CEO of Cambridge Analytica Alexander Nix speaks at the 2016 Concordia Summit. Photo by Bryan Bedder/Getty Images for Concordia Summit
Suspended Cambridge Analytica (CA) CEO Alexander Nix said his firm "ran all the digital campaign" for President Donald Trump and played a crucial role in Trump winning the electoral college by a margin of 40,000 votes in three states, reports the UK's Channel 4 News. While being secretly recorded by an undercover reporter, Nix and other CA executives discussed how they acted as a conduit between the Trump campaign and outside super PACs — which is illegal under U.S. election law.
Highlights from the Channel 4 report:
- CA executive Mark Turnbull discussed how the firm spearheaded a "Defeat Crooked Hillary" ad campaign, which was funded by the Make America Number 1 super-PAC and watched more than 30 million times.

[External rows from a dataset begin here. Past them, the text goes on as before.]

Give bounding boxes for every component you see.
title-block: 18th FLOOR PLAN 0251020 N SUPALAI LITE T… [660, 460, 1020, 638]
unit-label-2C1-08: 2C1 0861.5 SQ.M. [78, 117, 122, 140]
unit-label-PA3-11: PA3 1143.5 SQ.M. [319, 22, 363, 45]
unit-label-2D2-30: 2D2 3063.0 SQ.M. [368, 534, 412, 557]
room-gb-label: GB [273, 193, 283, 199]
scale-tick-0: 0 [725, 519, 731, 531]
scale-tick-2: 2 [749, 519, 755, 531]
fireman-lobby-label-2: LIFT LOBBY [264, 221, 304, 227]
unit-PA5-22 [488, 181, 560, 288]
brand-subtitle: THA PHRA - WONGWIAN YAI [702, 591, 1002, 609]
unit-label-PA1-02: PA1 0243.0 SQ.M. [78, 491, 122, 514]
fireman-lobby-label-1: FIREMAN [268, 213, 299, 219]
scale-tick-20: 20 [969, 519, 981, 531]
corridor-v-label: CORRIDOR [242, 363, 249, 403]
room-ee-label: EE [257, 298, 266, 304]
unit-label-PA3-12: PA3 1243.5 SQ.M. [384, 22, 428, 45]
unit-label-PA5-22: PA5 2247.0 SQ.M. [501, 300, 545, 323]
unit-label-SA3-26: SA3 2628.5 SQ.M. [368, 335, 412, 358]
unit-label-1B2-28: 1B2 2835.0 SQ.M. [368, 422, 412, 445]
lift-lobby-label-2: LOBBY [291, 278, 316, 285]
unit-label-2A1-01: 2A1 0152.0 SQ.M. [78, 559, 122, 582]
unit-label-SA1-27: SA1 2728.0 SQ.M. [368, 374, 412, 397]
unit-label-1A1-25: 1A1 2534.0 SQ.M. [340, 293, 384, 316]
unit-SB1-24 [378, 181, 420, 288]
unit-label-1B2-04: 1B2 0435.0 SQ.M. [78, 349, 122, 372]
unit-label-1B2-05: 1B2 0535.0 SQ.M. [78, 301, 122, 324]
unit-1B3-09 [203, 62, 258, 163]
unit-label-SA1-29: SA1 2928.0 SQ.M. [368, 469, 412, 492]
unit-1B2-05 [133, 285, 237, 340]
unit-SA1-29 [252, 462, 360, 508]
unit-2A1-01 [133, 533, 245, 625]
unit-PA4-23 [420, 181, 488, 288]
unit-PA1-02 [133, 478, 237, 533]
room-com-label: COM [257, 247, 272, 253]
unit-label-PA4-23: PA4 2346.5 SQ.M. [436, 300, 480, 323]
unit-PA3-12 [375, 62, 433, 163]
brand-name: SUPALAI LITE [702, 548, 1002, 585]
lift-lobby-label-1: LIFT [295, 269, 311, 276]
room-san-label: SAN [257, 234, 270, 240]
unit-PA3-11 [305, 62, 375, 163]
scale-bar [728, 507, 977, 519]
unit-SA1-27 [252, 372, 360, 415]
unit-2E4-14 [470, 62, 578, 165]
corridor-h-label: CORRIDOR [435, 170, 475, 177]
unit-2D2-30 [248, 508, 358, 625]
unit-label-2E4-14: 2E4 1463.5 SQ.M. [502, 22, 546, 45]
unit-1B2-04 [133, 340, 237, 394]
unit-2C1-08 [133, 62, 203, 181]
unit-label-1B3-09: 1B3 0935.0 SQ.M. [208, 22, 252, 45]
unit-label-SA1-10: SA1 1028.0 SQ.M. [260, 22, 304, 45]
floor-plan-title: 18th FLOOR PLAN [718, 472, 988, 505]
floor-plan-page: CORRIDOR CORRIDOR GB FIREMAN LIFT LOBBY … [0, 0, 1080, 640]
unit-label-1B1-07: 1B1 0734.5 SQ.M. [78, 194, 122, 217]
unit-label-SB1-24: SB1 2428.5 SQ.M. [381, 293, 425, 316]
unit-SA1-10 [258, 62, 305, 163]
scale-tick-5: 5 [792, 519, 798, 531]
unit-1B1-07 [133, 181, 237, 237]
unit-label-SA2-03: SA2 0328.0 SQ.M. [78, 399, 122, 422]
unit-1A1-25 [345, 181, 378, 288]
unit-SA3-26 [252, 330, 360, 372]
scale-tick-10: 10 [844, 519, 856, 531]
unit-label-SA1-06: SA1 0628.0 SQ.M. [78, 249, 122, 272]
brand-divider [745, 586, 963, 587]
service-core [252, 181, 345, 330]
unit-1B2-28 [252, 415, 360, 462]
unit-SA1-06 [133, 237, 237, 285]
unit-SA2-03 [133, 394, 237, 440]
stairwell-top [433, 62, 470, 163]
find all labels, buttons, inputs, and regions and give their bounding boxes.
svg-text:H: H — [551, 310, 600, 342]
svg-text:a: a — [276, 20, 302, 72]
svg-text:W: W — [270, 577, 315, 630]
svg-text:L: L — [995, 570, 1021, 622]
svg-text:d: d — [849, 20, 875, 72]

- Turnbull also described how the company fed negative opposition material to proxy organizations: "Sometimes you can use proxy organizations who are already there. You feed them. They are civil society organizations.. Charities or activist groups, and we use them – feed them the material and they do the work…"
- Nix said the firm uses a secret self-destructing email system that leaves no trace: "No-one knows we have it, and secondly we set our… emails with a self-destruct timer… So you send them and after they’ve been read, two hours later, they disappear. There’s no evidence, there’s no paper trail, there’s nothing."
- Speaking about his appearance in front of Congress, Nix said, "They’re politicians, they’re not technical. They don’t understand how it works...They don’t understand because the candidate never, is never involved. He’s told what to do by the campaign team."
- When asked, "So the candidate is the puppet?" by the undercover reporter, Nix replied, "Always."